Ieri mi ha raggiunto una telefonata dal contenuto un po’ insolito da parte di un nipote di Sandro Vigani, direttore di “Gente Veneta”, il settimanale del Patriarcato di Venezia e parroco della comunità di Trivignano. Don Sandro è un valido giornalista, che oltre a dirigere questo settimanale, scrive quasi ogni settimana l’articolo di fondo. Gli interventi di don Sandro sono sempre puntuali ed intelligenti.

Questo nipote, ormai affermato nel campo della stampa, con la sua telefonata mi ha chiesto di suggerirgli qualche episodio su Papa Giovanni quando era patriarca di Venezia, perché io sono stato ordinato da lui e rimango uno dei sempre più rari anziani che lo hanno conosciuto personalmente.

Non credo di poter aggiungere qualcosa di talmente nuovo su questo Papa che già non si sappia, perché sulla sua vita e sul suo pensiero c’è una letteratura quanto mai vasta ed approfondita, però conservo nella memoria alcuni flash a me cari che anticipo ai miei amici de “L’Incontro”.

Ricordo con piacere, riconoscenza ed emozione che dopo avermi ordinato sacerdote a San Marco, invitò mio padre e mia madre, persone quanto mai umili, a prendere il caffè a casa sua, nel palazzo patriarcale, quasi a ringraziarli di aver donato alla Chiesa di San Marco il loro primo figlio, anche se avrebbe potuto essere utile nella bottega di falegname di mio padre… Da questo gesto si coglie la calda umanità di Papa Roncalli.

In altra occasione ho colto invece la sua responsabilità di “capo”. Quasi sessant’anni fa mi avevano chiesto di commentare il Vangelo sul settimanale della diocesi “La voce di San Marco” e l’avevo fatto coerentemente alle mie convinzioni, come poi ho sempre fatto.

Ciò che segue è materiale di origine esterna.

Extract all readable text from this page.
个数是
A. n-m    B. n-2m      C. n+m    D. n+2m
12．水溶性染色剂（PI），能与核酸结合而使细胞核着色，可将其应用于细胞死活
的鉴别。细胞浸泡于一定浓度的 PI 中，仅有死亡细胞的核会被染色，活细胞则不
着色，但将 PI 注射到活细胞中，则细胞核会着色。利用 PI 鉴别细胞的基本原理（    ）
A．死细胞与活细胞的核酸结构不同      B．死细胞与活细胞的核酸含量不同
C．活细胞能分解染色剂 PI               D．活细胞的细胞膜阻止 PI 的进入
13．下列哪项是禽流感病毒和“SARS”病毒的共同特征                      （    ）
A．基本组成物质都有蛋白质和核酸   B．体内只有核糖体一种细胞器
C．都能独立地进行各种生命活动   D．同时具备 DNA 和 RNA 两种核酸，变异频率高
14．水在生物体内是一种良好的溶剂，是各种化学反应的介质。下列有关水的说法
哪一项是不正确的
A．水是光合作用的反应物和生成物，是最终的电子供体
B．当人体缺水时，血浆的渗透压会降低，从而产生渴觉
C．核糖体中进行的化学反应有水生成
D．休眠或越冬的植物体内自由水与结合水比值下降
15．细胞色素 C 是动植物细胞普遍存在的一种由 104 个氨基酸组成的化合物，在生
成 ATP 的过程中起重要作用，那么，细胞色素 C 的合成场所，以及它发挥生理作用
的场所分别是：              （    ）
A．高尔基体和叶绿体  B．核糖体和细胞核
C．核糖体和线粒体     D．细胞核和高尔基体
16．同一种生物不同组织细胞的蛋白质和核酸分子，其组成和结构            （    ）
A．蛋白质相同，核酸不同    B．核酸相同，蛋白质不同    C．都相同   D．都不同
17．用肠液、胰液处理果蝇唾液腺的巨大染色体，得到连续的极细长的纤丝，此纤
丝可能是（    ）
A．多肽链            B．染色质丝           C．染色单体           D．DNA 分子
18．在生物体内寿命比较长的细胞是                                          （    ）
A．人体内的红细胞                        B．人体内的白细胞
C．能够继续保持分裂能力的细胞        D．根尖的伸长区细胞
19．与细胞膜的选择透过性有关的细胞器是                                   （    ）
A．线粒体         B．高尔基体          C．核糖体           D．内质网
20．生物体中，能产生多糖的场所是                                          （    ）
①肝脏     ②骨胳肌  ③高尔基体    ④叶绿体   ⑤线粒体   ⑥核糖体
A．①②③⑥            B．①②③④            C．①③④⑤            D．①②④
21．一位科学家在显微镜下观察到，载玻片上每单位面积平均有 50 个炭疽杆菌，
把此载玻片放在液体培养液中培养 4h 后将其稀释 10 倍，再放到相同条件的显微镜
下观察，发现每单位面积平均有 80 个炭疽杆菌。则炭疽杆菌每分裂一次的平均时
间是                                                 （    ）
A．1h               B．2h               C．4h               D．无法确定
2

Incontrandomi, Papa Giovanni mi riferì: «C’è stata qualche lagnanza per i suoi interventi. Lei continui, e sappia che alle sue spalle c’è il suo Patriarca».

Un’altra volta raccontò a noi chierici il suo primo intervento a Parigi, dove era stato nunzio apostolico. In qualità di rappresentante del corpo diplomatico, doveva fare un intervento ufficiale alla presenza di De Gaulle, che primeggiava per la sua grandeur e a quel tempo voleva chiedere le dimissioni di una sessantina di vescovi che, a parer suo, si erano compromessi col governo filotedesco del generale Pétain. Preoccupato per la Chiesa, il Patriarca ci confidò che la sera prima di quell’incontro con De Gaulle, pregò il suo angelo custode di mettersi d’accordo con quello del generale. E quando gli chiedemmo come erano andate le cose, ci rispose: «Non poteva andare che bene!». Che fede semplice ma forte!

Voglio infine sottolineare un altro aspetto di Papa Giovanni che ricordo ammirato. Il Patriarca Roncalli dava del lei anche ai più pivellini dei suoi preti. Ora va di moda che prelati e vescovi diano del tu anche ai preti che hanno il doppio dei loro anni, ma non mi risulta che accettino che i preti usino il “tu” anche con loro. Che rispetto per la persona!